Elizabeth tugged on a sweater and folded her scrubs into a neat pile to put into her oversize bag so she could take them home and launder them. “You finally heading home?”

Robin nodded and pulled her jacket out of her locker. “I have to be back at seven for my shift so that gives me…” she glanced at her watch, “about eight hours of sleep for once.”

“I’m not due back in until noon so I’m going to get some quality time in with Cameron.” Elizabeth sighed and buttoned her black pea coat up. “Lucky has to work though, I feel like I never see him anymore.”

“Welcome to the wonderful world of medicine,” Robin muttered. “Liz…” she glanced at her friend. “You wouldn’t have had any words with Dr. Drake about Carly, would you?”

Elizabeth flushed, somewhat guilty. “Well–he asked for it. I only told him the truth–that she’s a natural disaster and has a long list of victims in her path and there might have been something about her being trash in nice clothing but I didn’t get into specifics–oh, except for the part about her driving AJ to his death and destroying a few lives, but really–no details.”

“Well, I’m glad you left out the play by play. You don’t have to trash Carly for me,” Robin reached for her purse.

“Oh, I know, but it’s so much fun,” Elizabeth smirked. “Did you tell him about Noah?”

“Yes, and it was spectacularly bad,” Robin muttered. “That’ll teach me to be the better person and try to be compassionate.

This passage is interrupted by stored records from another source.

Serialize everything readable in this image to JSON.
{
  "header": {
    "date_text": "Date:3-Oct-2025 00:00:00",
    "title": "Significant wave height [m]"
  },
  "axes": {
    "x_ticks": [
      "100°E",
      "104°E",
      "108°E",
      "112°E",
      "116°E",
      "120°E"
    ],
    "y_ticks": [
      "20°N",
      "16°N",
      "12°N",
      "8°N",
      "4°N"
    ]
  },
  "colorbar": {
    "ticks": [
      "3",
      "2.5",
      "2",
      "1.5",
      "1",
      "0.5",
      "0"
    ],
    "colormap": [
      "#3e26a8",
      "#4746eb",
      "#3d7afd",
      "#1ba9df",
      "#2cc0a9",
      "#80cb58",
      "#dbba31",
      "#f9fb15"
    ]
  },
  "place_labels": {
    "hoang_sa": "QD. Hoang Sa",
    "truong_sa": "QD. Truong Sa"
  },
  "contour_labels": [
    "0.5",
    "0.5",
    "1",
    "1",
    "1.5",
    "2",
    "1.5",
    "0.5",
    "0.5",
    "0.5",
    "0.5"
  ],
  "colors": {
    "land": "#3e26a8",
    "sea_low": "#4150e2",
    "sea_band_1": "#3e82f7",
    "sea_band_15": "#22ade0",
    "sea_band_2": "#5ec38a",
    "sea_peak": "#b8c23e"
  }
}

He snapped at me and then he tried to apologize and explain the Carly thing–like I really need to be told that there’s no commitment and he’ll date all the trashy blondes he wants.” She huffed. “What is it about her?”

“What is it about blondes in general, I wonder?” Elizabeth leaned against her locker. “I’ve been tossed over by two different men for two different blondes in the span of six months. You begin to wonder–is it me or my taste in men?” She shrugged. “Look, he’s not worth the effort and she’ll be back to running Sonny’s life in a few weeks or so, there’s not much point in muttering over it.” Her eyes lit up. “Hey, Nikolas is just getting out of his relationship with Courtney–you guys used to be real close–”

“I do not have the energy for that right now,” Robin laughed. “And I think Nikolas has enough on his plate what with his ex-wife and his girlfriend. But I appreciate the thought. I am just…so over the whole men, dating and relationship phase of my life.”

“You know…when you decide you’re done with the whole idea of love and happily ever after,” Elizabeth remarked, “that’s usually when it bites you in the ass.”